Finding Meaning Everywhere
Peter Struck sounds like a freshman effusive about attending his first college classes when discussing the Benjamin Franklin Scholars Integrated Studies Program.
“We’re learning a lot this year and we’re learning from each other. I got a chance last semester to take Intro to Biology and Intro to Anthropology. The students just came in full of energy,” he said.
Struck is faculty director of BFS and an associate professor of classical studies in the College of Arts and Sciences. Struck says ISP, introduced in last fall, is concluding a successful first year.
This academic year, 81 incoming freshmen in the College were accepted into the BFS program. They began taking the ISP specialized curriculum of liberal arts studies in humanities, social sciences and science. As part of the program, the students enrolled in a multidisciplinary liberal arts course of study, which focuses on classics, anthropology and biology.

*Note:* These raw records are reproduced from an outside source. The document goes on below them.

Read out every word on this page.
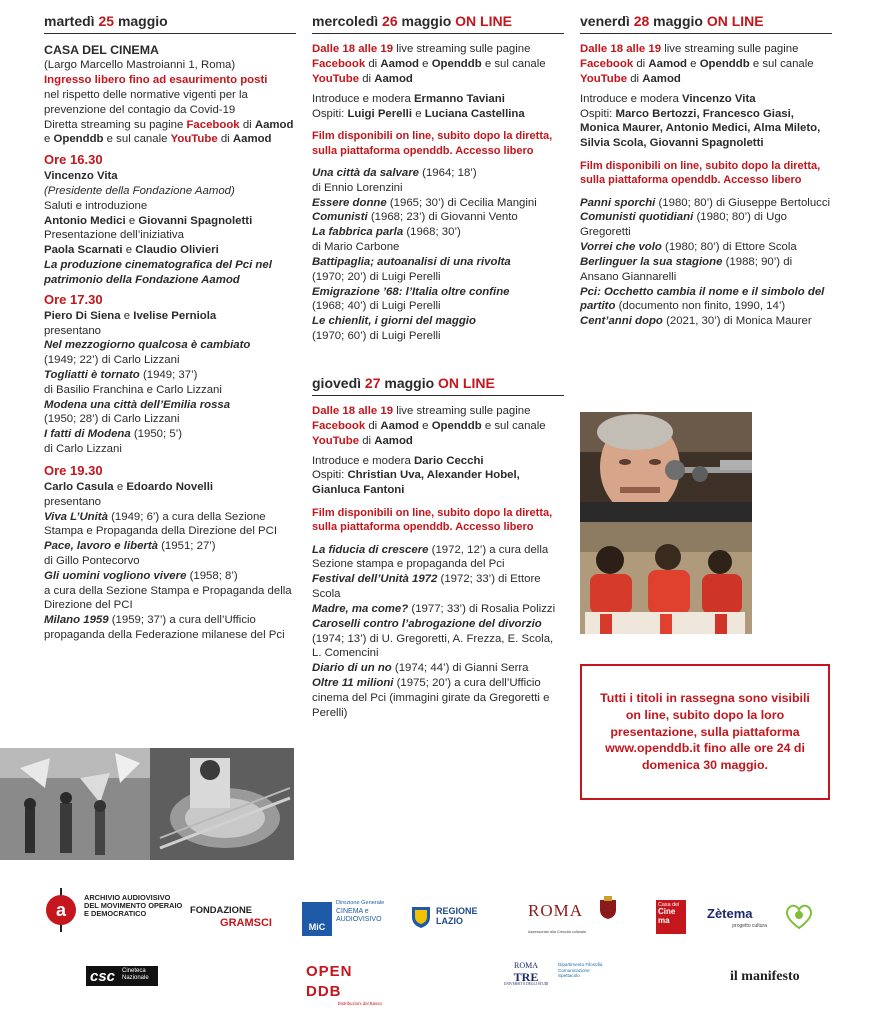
martedì 25 maggio
CASA DEL CINEMA
(Largo Marcello Mastroianni 1, Roma)
Ingresso libero fino ad esaurimento posti
nel rispetto delle normative vigenti per la prevenzione del contagio da Covid-19
Diretta streaming su pagine Facebook di Aamod e Openddb e sul canale YouTube di Aamod
Ore 16.30
Vincenzo Vita
(Presidente della Fondazione Aamod)
Saluti e introduzione
Antonio Medici e Giovanni Spagnoletti
Presentazione dell’iniziativa
Paola Scarnati e Claudio Olivieri
La produzione cinematografica del Pci nel patrimonio della Fondazione Aamod
Ore 17.30
Piero Di Siena e Ivelise Perniola
presentano
Nel mezzogiorno qualcosa è cambiato
(1949; 22’) di Carlo Lizzani
Togliatti è tornato (1949; 37’)
di Basilio Franchina e Carlo Lizzani
Modena una città dell’Emilia rossa
(1950; 28’) di Carlo Lizzani
I fatti di Modena (1950; 5’)
di Carlo Lizzani
Ore 19.30
Carlo Casula e Edoardo Novelli
presentano
Viva L’Unità (1949; 6’) a cura della Sezione Stampa e Propaganda della Direzione del PCI
Pace, lavoro e libertà (1951; 27’)
di Gillo Pontecorvo
Gli uomini vogliono vivere (1958; 8’)
a cura della Sezione Stampa e Propaganda della Direzione del PCI
Milano 1959 (1959; 37’) a cura dell’Ufficio propaganda della Federazione milanese del Pci
mercoledì 26 maggio ON LINE
Dalle 18 alle 19 live streaming sulle pagine Facebook di Aamod e Openddb e sul canale YouTube di Aamod
Introduce e modera Ermanno Taviani
Ospiti: Luigi Perelli e Luciana Castellina
Film disponibili on line, subito dopo la diretta, sulla piattaforma openddb. Accesso libero
Una città da salvare (1964; 18’)
di Ennio Lorenzini
Essere donne (1965; 30’) di Cecilia Mangini
Comunisti (1968; 23’) di Giovanni Vento
La fabbrica parla (1968; 30’)
di Mario Carbone
Battipaglia; autoanalisi di una rivolta
(1970; 20’) di Luigi Perelli
Emigrazione ’68: l’Italia oltre confine
(1968; 40’) di Luigi Perelli
Le chienlit, i giorni del maggio
(1970; 60’) di Luigi Perelli
giovedì 27 maggio ON LINE
Dalle 18 alle 19 live streaming sulle pagine Facebook di Aamod e Openddb e sul canale YouTube di Aamod
Introduce e modera Dario Cecchi
Ospiti: Christian Uva, Alexander Hobel, Gianluca Fantoni
Film disponibili on line, subito dopo la diretta, sulla piattaforma openddb. Accesso libero
La fiducia di crescere (1972, 12’) a cura della Sezione stampa e propaganda del Pci
Festival dell’Unità 1972 (1972; 33’) di Ettore Scola
Madre, ma come? (1977; 33’) di Rosalia Polizzi
Caroselli contro l’abrogazione del divorzio (1974; 13’) di U. Gregoretti, A. Frezza, E. Scola, L. Comencini
Diario di un no (1974; 44’) di Gianni Serra
Oltre 11 milioni (1975; 20’) a cura dell’Ufficio cinema del Pci (immagini girate da Gregoretti e Perelli)
venerdì 28 maggio ON LINE
Dalle 18 alle 19 live streaming sulle pagine Facebook di Aamod e Openddb e sul canale YouTube di Aamod
Introduce e modera Vincenzo Vita
Ospiti: Marco Bertozzi, Francesco Giasi, Monica Maurer, Antonio Medici, Alma Mileto, Silvia Scola, Giovanni Spagnoletti
Film disponibili on line, subito dopo la diretta, sulla piattaforma openddb. Accesso libero
Panni sporchi (1980; 80’) di Giuseppe Bertolucci
Comunisti quotidiani (1980; 80’) di Ugo Gregoretti
Vorrei che volo (1980; 80’) di Ettore Scola
Berlinguer la sua stagione (1988; 90’) di Ansano Giannarelli
Pci: Occhetto cambia il nome e il simbolo del partito (documento non finito, 1990, 14’)
Cent’anni dopo (2021, 30’) di Monica Maurer
Tutti i titoli in rassegna sono visibili on line, subito dopo la loro presentazione, sulla piattaforma www.openddb.it fino alle ore 24 di domenica 30 maggio.
a
ARCHIVIO AUDIOVISIVO DEL MOVIMENTO OPERAIO E DEMOCRATICO	FONDAZIONE
GRAMSCI	MiC
Direzione Generale
CINEMA e AUDIOVISIVO
REGIONE LAZIO
ROMA
Assessorato alla Crescita culturale
Casa del
Cine ma	Zètema
progetto cultura
csc Cineteca Nazionale	OPEN DDB
Distribuzioni dal Basso
ROMA
TRE
UNIVERSITÀ DEGLI STUDI
Dipartimento Filosofia Comunicazione Spettacolo	il manifesto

Struck taught the classics component of the course. Greg Urban taught the anthropology component, Scott Poethig the biology unit. In a new residential aspect of the program, all BFS students were assigned to live in Riepe College House in the Quad their freshman year.
Students in Penn’s four undergraduate schools -- the College, Engineering, Nursing and Wharton -- have BFS programs based on their interest in liberal arts and sciences. Each program operates a bit differently. All require students to take BFS Seminar courses.
Next year Struck says the character of the program will be retooled to bring in more “real world types of problems, a mix of things that are continually evolving: human nature, probability, prediction, infinity, secrecy, human identity, change, the shape of the cosmos. We’ll mix in contemporary topics, genetic engineering, the financial collapse -- a lot of these big juicy questions.”
Struck’s teaching interests lie mainly in ancient practices of divination, hidden meanings in the world, mythology and magic. What interests him most about the ISP curriculum, he says, is the very thing he finds most intriguing about his own scholarship, the extraordinary curiosity of people.